Over the past several decades, both natural factors and human activities have had profound influences on the ecosystem processes in the Mongolian Plateau. Grazing and mowing are two common and strong anthropogenic driving forces. Wu et al. (2015b) performed a large-scale field manipulation experiment, the Inner Mongolian Grassland Removal Experiment (IMGRE), in a temperate steppe, Inner Mongolia to investigate how the lost of plant diversity would affect ecosystem processes. IMGRE used two plant removal protocols (complete and partial removal) and explicitly considered multiple trophic levels and grazing by grasshoppers and sheep. These authors found that the responses of ecosystem processes depended on plant functional richness and identity, as well as disturbance characteristics. In a related paper, Yuan et al. (2015) examined the effects of spatial heterogeneity on the biodiversity—ecosystem function (BEF) relationship before and after the biodiversity removal. They found that most of the variables of biodiversity and ecosystem functioning were spatially correlated to each other, and that removal treatments had significant effects on these spatial patterns.

Grazing by herbivores is an important part of the study of BEF relationships. Li et al. (2014a, b) investigated the scale dependence of grazing effects on plant diversity, based on a grazing manipulation experiment in a typical steppe of Inner Mongolia. Their study showed that the negative effect of grazing on overall species richness was attributable mainly to the loss of grazing-sensitive rare species, and that this negative effect increased with spatial scale. From the same grazing experiment, Wan et al. (2015) showed that, at intermediate levels of grazing intensity, palatable species (mainly forbs) were most severely damaged, whereas spatial heterogeneity of biomass and species composition peaked. This resulted in a U-shaped diversity-grazing intensity curve because palatable species are major contributors to plant diversity. These findings are at odds with the existing disturbance-diversity models and call for attention to diet selection of grazing animals in the study of diversity-grazing relationship.

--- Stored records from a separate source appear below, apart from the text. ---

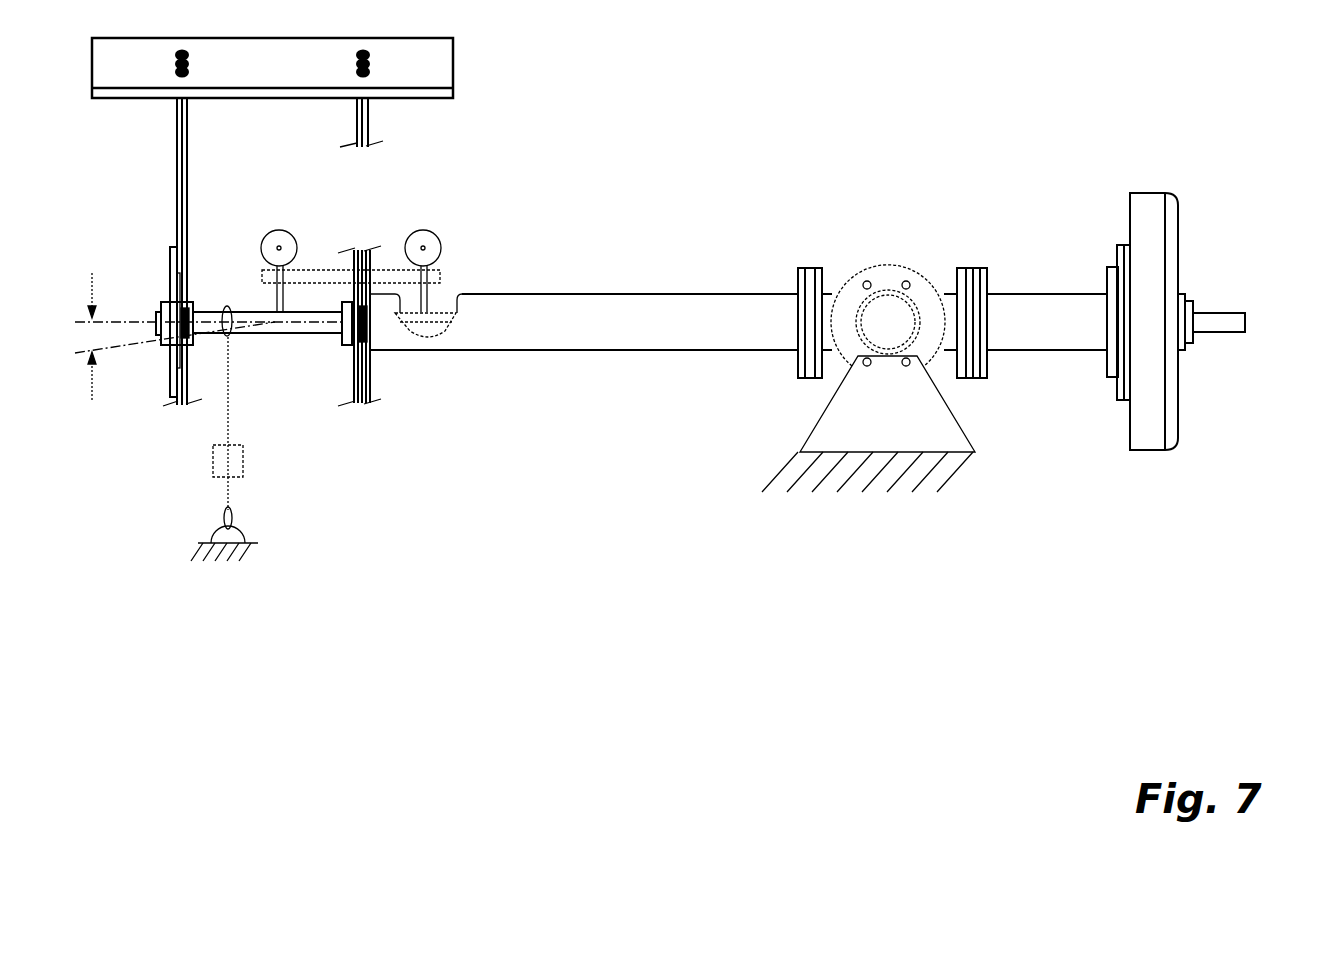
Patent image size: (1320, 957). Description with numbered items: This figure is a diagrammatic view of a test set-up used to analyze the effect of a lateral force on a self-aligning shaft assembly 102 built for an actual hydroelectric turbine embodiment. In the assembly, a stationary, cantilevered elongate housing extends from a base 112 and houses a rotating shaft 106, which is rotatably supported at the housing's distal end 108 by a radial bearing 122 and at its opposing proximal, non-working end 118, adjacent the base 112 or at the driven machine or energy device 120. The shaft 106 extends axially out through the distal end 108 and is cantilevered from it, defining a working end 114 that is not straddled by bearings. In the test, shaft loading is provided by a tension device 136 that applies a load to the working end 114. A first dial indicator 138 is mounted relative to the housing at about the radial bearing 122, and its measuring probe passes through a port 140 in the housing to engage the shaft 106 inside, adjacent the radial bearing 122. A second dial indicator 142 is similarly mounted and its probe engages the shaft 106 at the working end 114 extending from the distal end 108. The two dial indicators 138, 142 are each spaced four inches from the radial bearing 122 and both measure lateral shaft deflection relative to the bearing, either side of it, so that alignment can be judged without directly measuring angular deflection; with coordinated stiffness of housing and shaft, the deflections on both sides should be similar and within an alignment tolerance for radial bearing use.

The self-aligning shaft assembly 102 is at (688, 350).
The rotating shaft 106 is at (257, 322).
The distal end 108 is at (371, 323).
The base 112 is at (932, 417).
The working end 114 is at (172, 345).
The proximal, non-working end 118 is at (1004, 313).
The driven machine or energy device 120 is at (1148, 198).
The radial bearing 122 is at (368, 345).
The tension device 136 is at (243, 345).
The first dial indicator 138 is at (427, 232).
The port 140 is at (444, 296).
The second dial indicator 142 is at (268, 232).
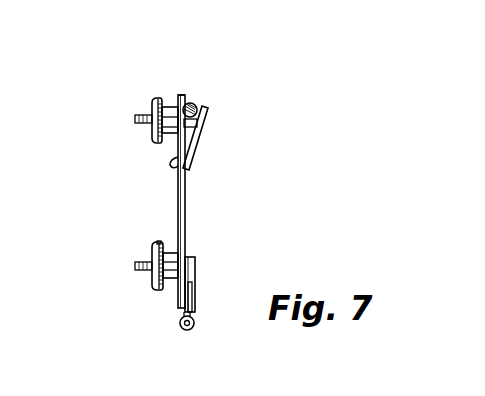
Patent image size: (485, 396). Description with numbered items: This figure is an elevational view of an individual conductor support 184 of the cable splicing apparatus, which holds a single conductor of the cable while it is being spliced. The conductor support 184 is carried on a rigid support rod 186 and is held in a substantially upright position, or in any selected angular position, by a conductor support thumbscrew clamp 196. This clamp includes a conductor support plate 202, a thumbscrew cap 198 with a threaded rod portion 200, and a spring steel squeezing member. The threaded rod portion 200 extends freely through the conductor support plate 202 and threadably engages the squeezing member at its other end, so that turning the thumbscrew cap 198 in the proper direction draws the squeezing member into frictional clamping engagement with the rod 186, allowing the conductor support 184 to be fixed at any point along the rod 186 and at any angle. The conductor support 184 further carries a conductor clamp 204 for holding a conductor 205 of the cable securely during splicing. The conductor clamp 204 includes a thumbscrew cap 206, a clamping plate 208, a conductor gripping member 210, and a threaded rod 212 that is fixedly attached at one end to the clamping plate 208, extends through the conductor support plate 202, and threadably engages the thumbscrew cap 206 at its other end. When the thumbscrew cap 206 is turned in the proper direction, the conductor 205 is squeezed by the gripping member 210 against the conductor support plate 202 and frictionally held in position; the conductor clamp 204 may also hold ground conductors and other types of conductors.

The conductor support 184 is at (186, 92).
The support rod 186 is at (192, 330).
The conductor support thumbscrew clamp 196 is at (151, 248).
The thumbscrew cap 198 is at (159, 242).
The threaded rod portion 200 is at (192, 260).
The conductor support plate 202 is at (178, 183).
The conductor clamp 204 is at (170, 106).
The conductor 205 is at (196, 102).
The thumbscrew cap 206 is at (153, 103).
The clamping plate 208 is at (209, 118).
The conductor gripping member 210 is at (198, 105).
The threaded rod 212 is at (191, 128).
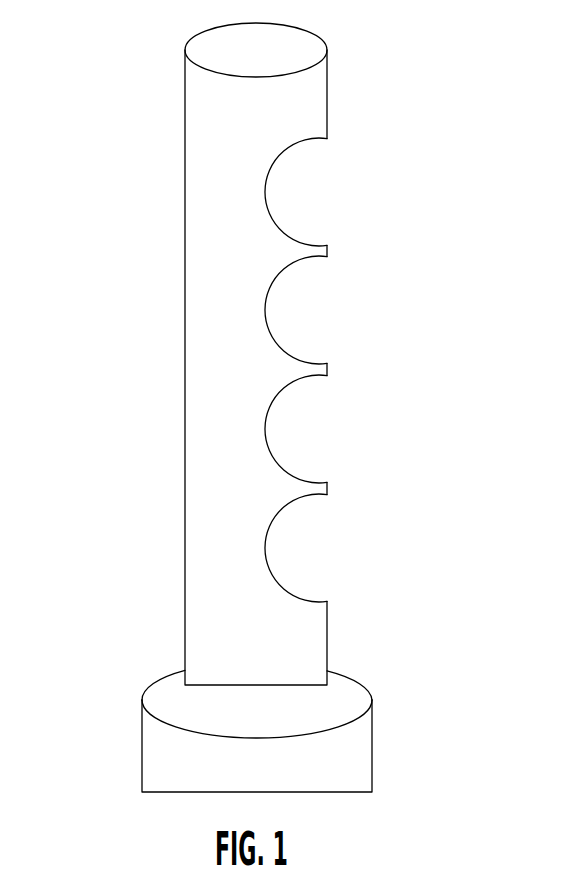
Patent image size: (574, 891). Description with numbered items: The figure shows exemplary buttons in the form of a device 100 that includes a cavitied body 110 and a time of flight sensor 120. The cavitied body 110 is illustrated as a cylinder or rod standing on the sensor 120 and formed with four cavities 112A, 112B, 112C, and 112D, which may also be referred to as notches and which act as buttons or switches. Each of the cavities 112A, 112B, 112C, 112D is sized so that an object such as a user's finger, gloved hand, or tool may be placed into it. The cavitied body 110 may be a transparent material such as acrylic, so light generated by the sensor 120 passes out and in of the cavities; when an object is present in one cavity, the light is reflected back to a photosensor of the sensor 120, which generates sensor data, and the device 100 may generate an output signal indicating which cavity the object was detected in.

The device 100 is at (375, 41).
The cavitied body 110 is at (182, 150).
The cavity 112A is at (271, 209).
The cavity 112B is at (274, 332).
The cavity 112C is at (273, 448).
The cavity 112D is at (274, 563).
The time of flight sensor 120 is at (137, 682).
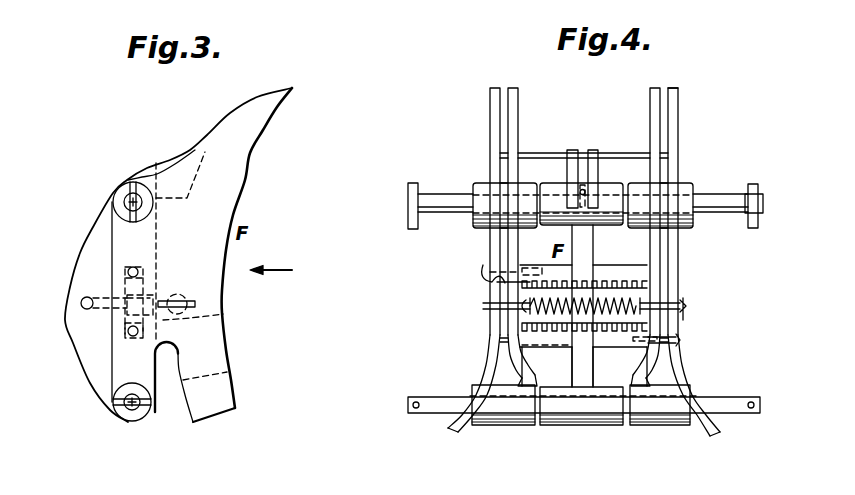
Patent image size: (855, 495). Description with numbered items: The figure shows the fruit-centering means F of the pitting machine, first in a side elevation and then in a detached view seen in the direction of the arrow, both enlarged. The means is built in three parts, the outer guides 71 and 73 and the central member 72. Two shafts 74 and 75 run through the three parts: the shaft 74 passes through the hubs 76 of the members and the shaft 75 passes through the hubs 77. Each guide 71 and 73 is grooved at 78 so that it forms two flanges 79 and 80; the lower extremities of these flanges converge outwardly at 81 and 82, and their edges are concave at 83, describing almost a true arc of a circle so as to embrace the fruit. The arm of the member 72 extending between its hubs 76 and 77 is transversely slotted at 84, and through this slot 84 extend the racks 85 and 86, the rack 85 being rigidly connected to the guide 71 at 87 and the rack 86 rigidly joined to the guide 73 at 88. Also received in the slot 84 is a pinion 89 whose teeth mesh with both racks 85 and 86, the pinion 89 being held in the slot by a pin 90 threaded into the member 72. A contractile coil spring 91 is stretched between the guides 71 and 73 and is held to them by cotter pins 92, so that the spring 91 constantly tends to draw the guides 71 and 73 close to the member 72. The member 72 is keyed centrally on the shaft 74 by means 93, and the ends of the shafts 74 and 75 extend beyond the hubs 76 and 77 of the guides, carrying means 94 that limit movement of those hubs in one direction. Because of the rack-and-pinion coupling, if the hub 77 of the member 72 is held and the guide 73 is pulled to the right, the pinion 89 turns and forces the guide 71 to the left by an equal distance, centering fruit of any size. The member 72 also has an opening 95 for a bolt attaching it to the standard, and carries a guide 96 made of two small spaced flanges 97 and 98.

In FIG. 3, the guide 71 is at (213, 343).
In FIG. 4, the guide 71 is at (519, 120).
In FIG. 4, the member 72 is at (579, 230).
In FIG. 4, the guide 73 is at (680, 118).
In FIG. 3, the shaft 74 is at (122, 199).
In FIG. 4, the shaft 74 is at (446, 209).
In FIG. 3, the shaft 75 is at (141, 412).
In FIG. 4, the shaft 75 is at (434, 397).
In FIG. 3, the hub 76 is at (122, 183).
In FIG. 4, the hub 76 is at (553, 192).
In FIG. 3, the hub 77 is at (125, 418).
In FIG. 4, the hub 77 is at (511, 426).
In FIG. 4, the groove 78 is at (506, 167).
In FIG. 4, the flange 79 is at (519, 141).
In FIG. 4, the flange 80 is at (490, 143).
In FIG. 4, the converged lower extremity 81 is at (453, 436).
In FIG. 4, the converged lower extremity 82 is at (534, 380).
In FIG. 3, the concave edge 83 is at (248, 173).
In FIG. 4, the concave edge 83 is at (495, 282).
In FIG. 3, the transverse slot 84 is at (128, 272).
In FIG. 4, the rack 85 is at (543, 266).
In FIG. 4, the rack 86 is at (607, 345).
In FIG. 4, the rack connection 87 is at (486, 271).
In FIG. 4, the rack connection 88 is at (678, 341).
In FIG. 3, the pinion 89 is at (224, 316).
In FIG. 4, the pinion 89 is at (598, 283).
In FIG. 3, the pin 90 is at (112, 308).
In FIG. 4, the coil spring 91 is at (632, 312).
In FIG. 4, the cotter pin 92 is at (481, 307).
In FIG. 4, the keying means 93 is at (583, 190).
In FIG. 4, the movement-limiting means 94 is at (410, 188).
In FIG. 3, the opening 95 is at (81, 305).
In FIG. 4, the guide 96 is at (573, 149).
In FIG. 3, the flange 97 is at (168, 163).
In FIG. 4, the flange 97 is at (566, 155).
In FIG. 4, the flange 98 is at (595, 150).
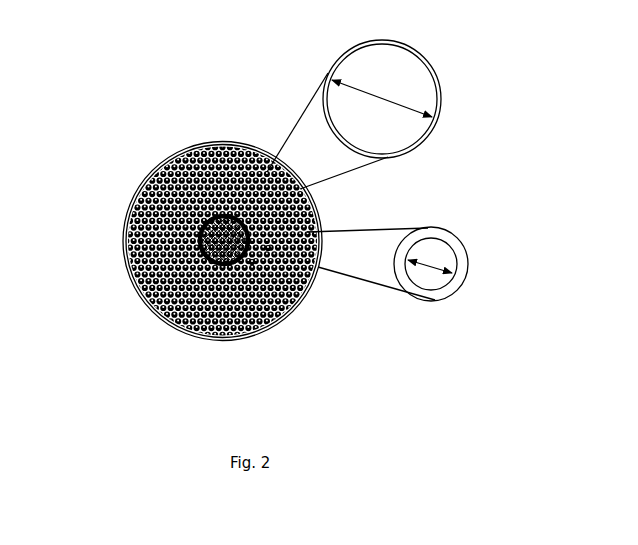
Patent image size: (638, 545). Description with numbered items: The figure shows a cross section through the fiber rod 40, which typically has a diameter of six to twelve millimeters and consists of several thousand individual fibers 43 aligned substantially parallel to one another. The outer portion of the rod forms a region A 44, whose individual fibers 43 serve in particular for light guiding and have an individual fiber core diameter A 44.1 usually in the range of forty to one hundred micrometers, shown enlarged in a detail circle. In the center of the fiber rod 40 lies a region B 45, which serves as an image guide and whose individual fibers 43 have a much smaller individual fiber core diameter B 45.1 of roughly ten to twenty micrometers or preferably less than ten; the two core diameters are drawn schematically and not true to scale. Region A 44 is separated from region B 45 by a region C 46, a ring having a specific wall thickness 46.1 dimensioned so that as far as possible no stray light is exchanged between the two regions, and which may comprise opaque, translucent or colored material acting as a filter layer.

The fiber rod 40 is at (156, 319).
The individual fibers 43 is at (426, 57).
The region A 44 is at (188, 332).
The individual fiber core diameter A 44.1 is at (380, 95).
The region B 45 is at (226, 265).
The individual fiber core diameter B 45.1 is at (430, 272).
The region C 46 is at (252, 264).
The wall thickness 46.1 is at (268, 250).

Grazing is a disturbance that often leads to spatial heterogeneity of species composition, vegetation cover, and soil properties. Peng et al. (2015) investigated whether grazing would also affect plant genetic diversity in a natural grassland in Inner Mongolia, a question related to landscape genetics. They found that the genetic diversity of two dominant species (Stipa grandis and S. krylovii) varied under different grazing intensities: the highest genetic diversity was found under moderate grazing, whereas the lowest genetic diversity was associated with heavy grazing. Mowing and grazing are related but distinct ecological disturbances or land use practices. Based on monitoring data from a typical steppe over 30 years, Baoyin et al. (2015) found that the species composition of mowed grasslands was determined primarily by plant growth form (e.g., annuals, perennial bunchgrasses, perennial rhizome grasses, forbs, and shrubs and semi-shrubs). This result differs from the previous finding that plant community composition in mowed grasslands was influenced mainly by plant height and photosynthetic pathways, suggesting the importance of considering plant functional diversity in grassland management.